Ага, вот в чем — вспомнил. На днях он прочел в местной газете статейку под названием: «Глупая доверчивость». Начал читать по созвучию со своим псевдонимом, а там и прочел до конца. «Глупо доверчивой» была, оказалось, местная жительница Мария К. Она познакомилась на вокзале с какой-то девушкой, назвавшей себя Людмилой. Девушка горько плакала, а когда Мария К. спросила ее, в чем дело, рассказала, что ее якобы обокрали, что у нее нет ни копейки денег, ни души знакомых, негде ночевать... Мария К. привела ее к себе, уложила спать на раскладушке, слушала внимательно, как Людмила «делилась своей жизнью», даже поплакали вместе, утром Мария ушла на работу, а когда вернулась — Людмилы и след простыл. Вместе с ней исчезли деньги и ценные вещи, находившиеся в квартире... Статья довольно разумно призывала к осторожности в выборе знакомств, и, помнится, Юрий прочел ее не без сочувствия... Как же примирить эту осторожность в «выборе знакомств» с принципом «все люди — знакомые»? Над этим придется еще подумать...
Сережа пошевелился, вздохнул во сне и, не просыпаясь, сказал кому-то «сам дурак». Кстати, автобус скоро должен был прийти. Вернуться в гостиницу — ближайшее очевидное действие. Как быть дальше, Юрий еще не решил. Утро вечера мудренее. Что-нибудь да наклюнется.
Недалеко от скамейки, где они сидели, остановилась легковая машина. Спустя некоторое время ее передняя дверца открылась, и из нее вышел человек в темном. Осторожными, крадущимися шагами он подошел к скамейке и остановился, пристально разглядывая сидящих.

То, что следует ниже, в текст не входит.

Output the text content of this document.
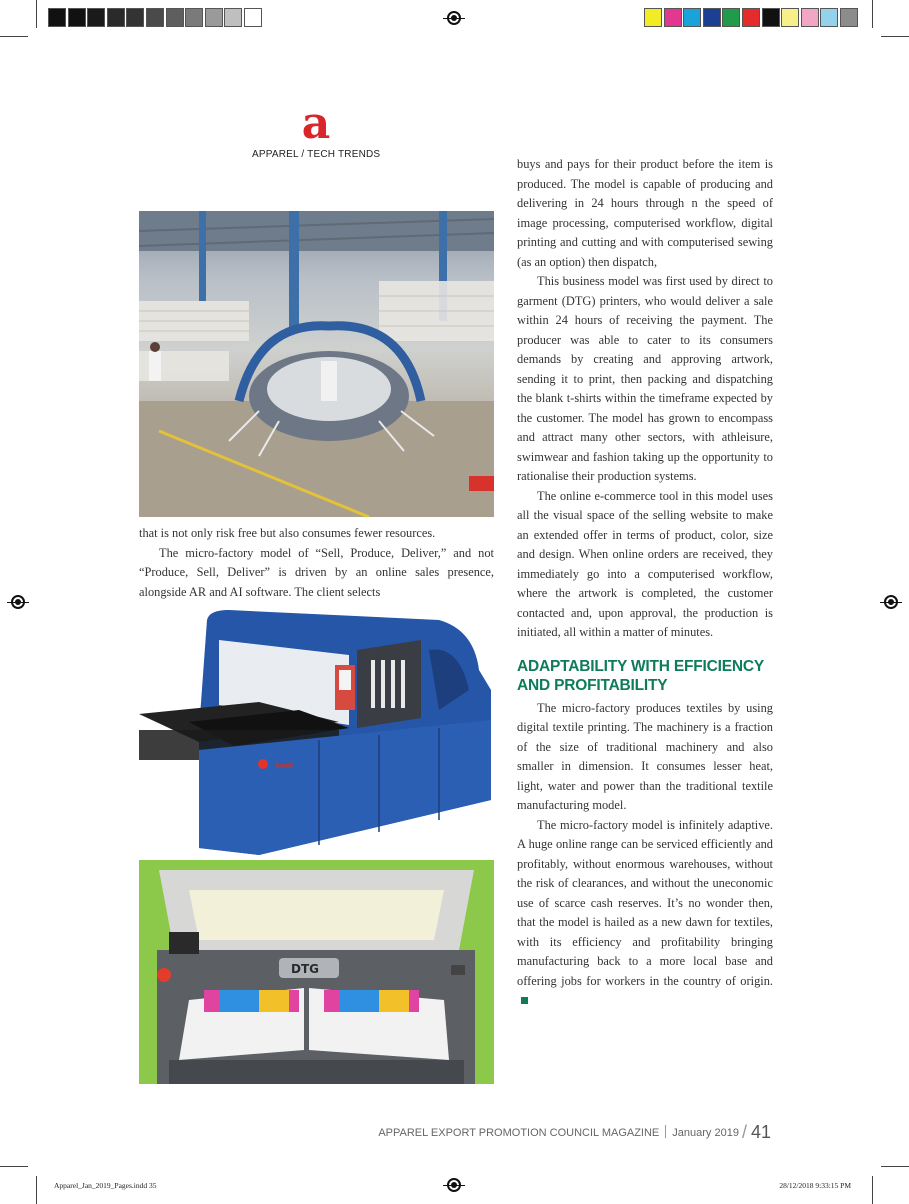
a
APPAREL / TECH TRENDS

that is not only risk free but also consumes fewer resources.

The micro-factory model of “Sell, Produce, Deliver,” and not “Produce, Sell, Deliver” is driven by an online sales presence, alongside AR and AI software. The client selects

kornit
DTG

buys and pays for their product before the item is produced. The model is capable of producing and delivering in 24 hours through n the speed of image processing, computerised workflow, digital printing and cutting and with computerised sewing (as an option) then dispatch,

This business model was first used by direct to garment (DTG) printers, who would deliver a sale within 24 hours of receiving the payment. The producer was able to cater to its consumers demands by creating and approving artwork, sending it to print, then packing and dispatching the blank t-shirts within the timeframe expected by the customer. The model has grown to encompass and attract many other sectors, with athleisure, swimwear and fashion taking up the opportunity to rationalise their production systems.

The online e-commerce tool in this model uses all the visual space of the selling website to make an extended offer in terms of product, color, size and design. When online orders are received, they immediately go into a computerised workflow, where the artwork is completed, the customer contacted and, upon approval, the production is initiated, all within a matter of minutes.

ADAPTABILITY WITH EFFICIENCY AND PROFITABILITY

The micro-factory produces textiles by using digital textile printing. The machinery is a fraction of the size of traditional machinery and also smaller in dimension. It consumes lesser heat, light, water and power than the traditional textile manufacturing model.

The micro-factory model is infinitely adaptive. A huge online range can be serviced efficiently and profitably, without enormous warehouses, without the risk of clearances, and without the uneconomic use of scarce cash reserves. It’s no wonder then, that the model is hailed as a new dawn for textiles, with its efficiency and profitability bringing manufacturing back to a more local base and offering jobs for workers in the country of origin.

APPAREL EXPORT PROMOTION COUNCIL MAGAZINE January 2019 / 41
Apparel_Jan_2019_Pages.indd 35	28/12/2018 9:33:15 PM
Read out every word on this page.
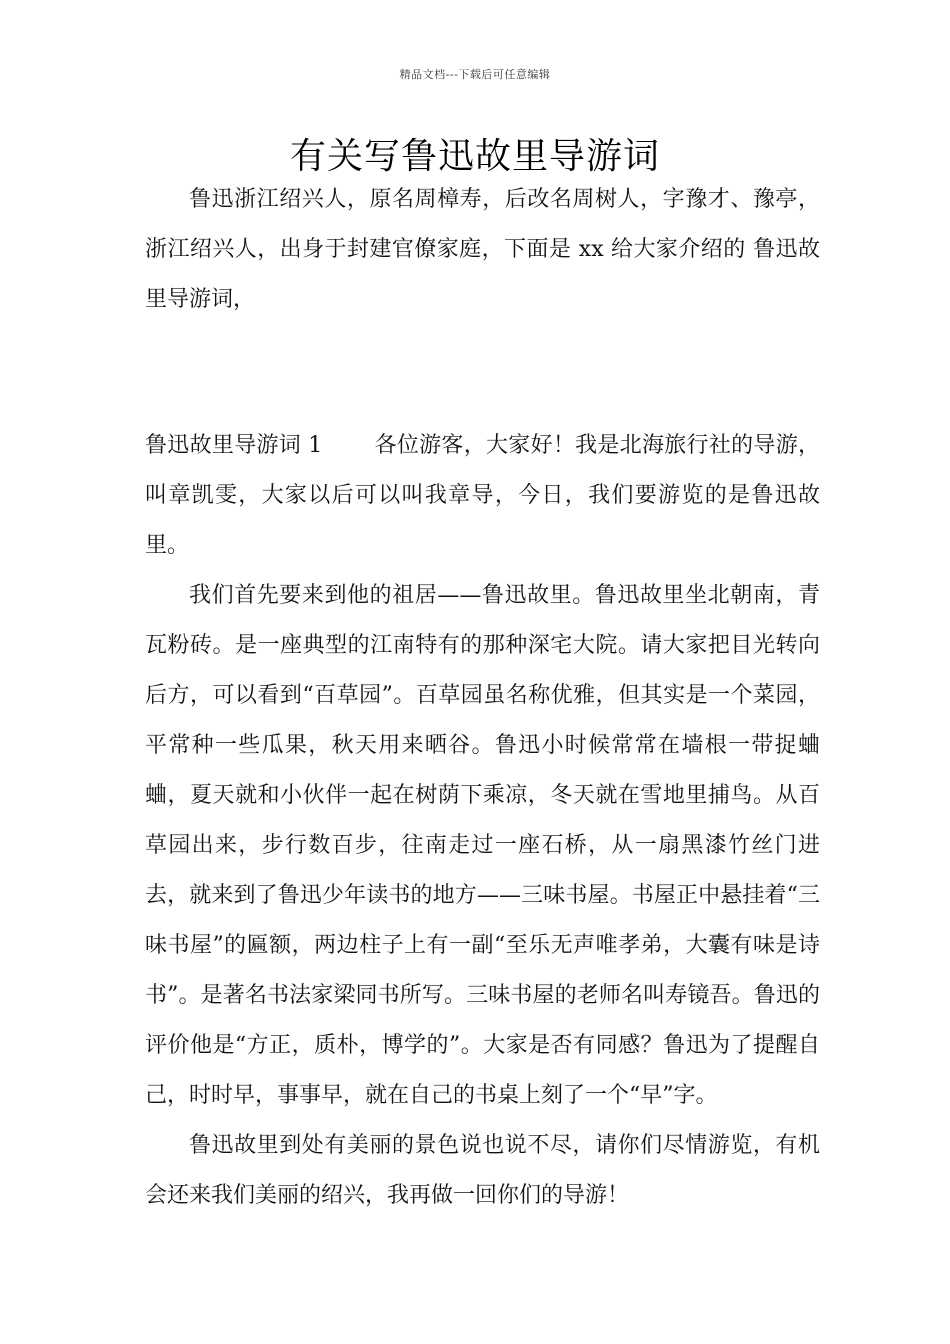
精品文档---下载后可任意编辑
有关写鲁迅故里导游词

鲁迅浙江绍兴人，原名周樟寿，后改名周树人，字豫才、豫亭，浙江绍兴人，出身于封建官僚家庭，下面是 xx 给大家介绍的 鲁迅故里导游词，

鲁迅故里导游词 1 各位游客，大家好！我是北海旅行社的导游，叫章凯雯，大家以后可以叫我章导，今日，我们要游览的是鲁迅故里。

我们首先要来到他的祖居——鲁迅故里。鲁迅故里坐北朝南，青瓦粉砖。是一座典型的江南特有的那种深宅大院。请大家把目光转向后方，可以看到“百草园”。百草园虽名称优雅，但其实是一个菜园，平常种一些瓜果，秋天用来晒谷。鲁迅小时候常常在墙根一带捉蛐蛐，夏天就和小伙伴一起在树荫下乘凉，冬天就在雪地里捕鸟。从百草园出来，步行数百步，往南走过一座石桥，从一扇黑漆竹丝门进去，就来到了鲁迅少年读书的地方——三味书屋。书屋正中悬挂着“三味书屋”的匾额，两边柱子上有一副“至乐无声唯孝弟，大囊有味是诗书”。是著名书法家梁同书所写。三味书屋的老师名叫寿镜吾。鲁迅的评价他是“方正，质朴，博学的”。大家是否有同感？鲁迅为了提醒自己，时时早，事事早，就在自己的书桌上刻了一个“早”字。

鲁迅故里到处有美丽的景色说也说不尽，请你们尽情游览，有机会还来我们美丽的绍兴，我再做一回你们的导游！
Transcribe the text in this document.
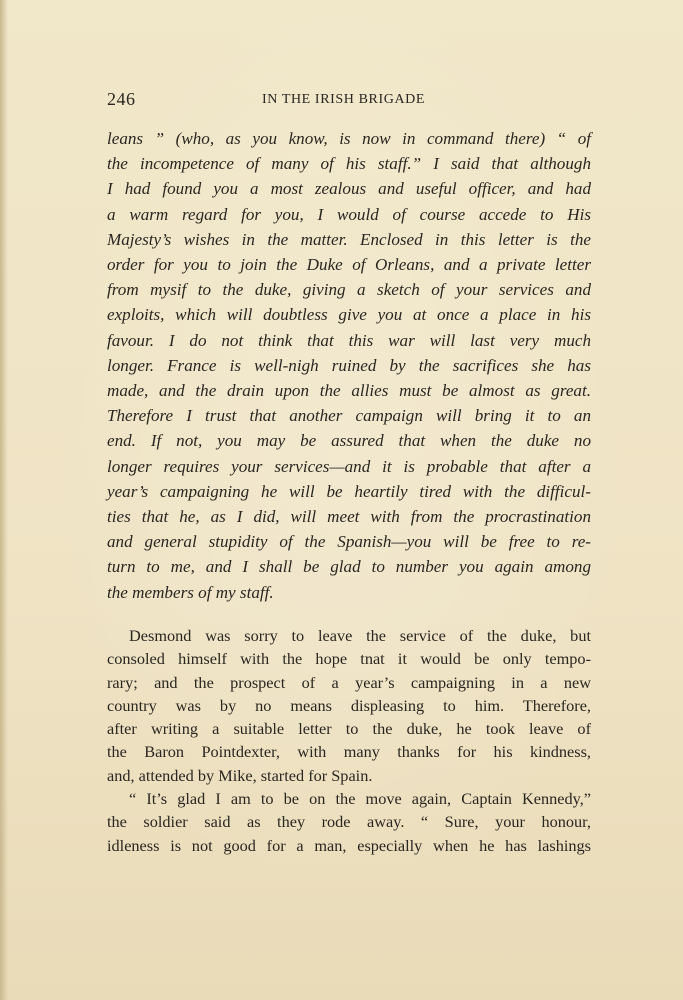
246	IN THE IRISH BRIGADE
leans ” (who, as you know, is now in command there) “ of
the incompetence of many of his staff.” I said that although
I had found you a most zealous and useful officer, and had
a warm regard for you, I would of course accede to His
Majesty’s wishes in the matter. Enclosed in this letter is the
order for you to join the Duke of Orleans, and a private letter
from mysif to the duke, giving a sketch of your services and
exploits, which will doubtless give you at once a place in his
favour. I do not think that this war will last very much
longer. France is well-nigh ruined by the sacrifices she has
made, and the drain upon the allies must be almost as great.
Therefore I trust that another campaign will bring it to an
end. If not, you may be assured that when the duke no
longer requires your services—and it is probable that after a
year’s campaigning he will be heartily tired with the difficul-
ties that he, as I did, will meet with from the procrastination
and general stupidity of the Spanish—you will be free to re-
turn to me, and I shall be glad to number you again among
the members of my staff.
Desmond was sorry to leave the service of the duke, but
consoled himself with the hope tnat it would be only tempo-
rary; and the prospect of a year’s campaigning in a new
country was by no means displeasing to him. Therefore,
after writing a suitable letter to the duke, he took leave of
the Baron Pointdexter, with many thanks for his kindness,
and, attended by Mike, started for Spain.
“ It’s glad I am to be on the move again, Captain Kennedy,”
the soldier said as they rode away. “ Sure, your honour,
idleness is not good for a man, especially when he has lashings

Юрию стало не по себе. «Грабитель? — подумал он. — Вряд ли. А впрочем, пусть грабит. Взять-то у меня сейчас нечего».
На всякий случай он восстановил в памяти рекомендации по самообороне в случае внезапного нападения, преподанные ему когда-то в кружке самбо.
Сережа проснулся, почему-то сказал: «Маленькие хвостики» — и немедленно заснул снова. Человек в темном подошел ближе.
— Это вы? — спросил он с грузинским акцентом.
— Это я, — ответил Юрий. — А что вам от меня надо?
— Ой, как я рад, что это вы! Я — Ираклий Пимениди, не узнали? Я вас сегодня в такси возил, помните?
— Конечно, помню, — приходя в себя, сказал Юрий.
— Ну как, вам билеты восстановили?
— Нет, не восстановили. Предложили купить новые.
Ираклий пощелкал языком:
— Ай-яй, беда какая! И что же будете делать?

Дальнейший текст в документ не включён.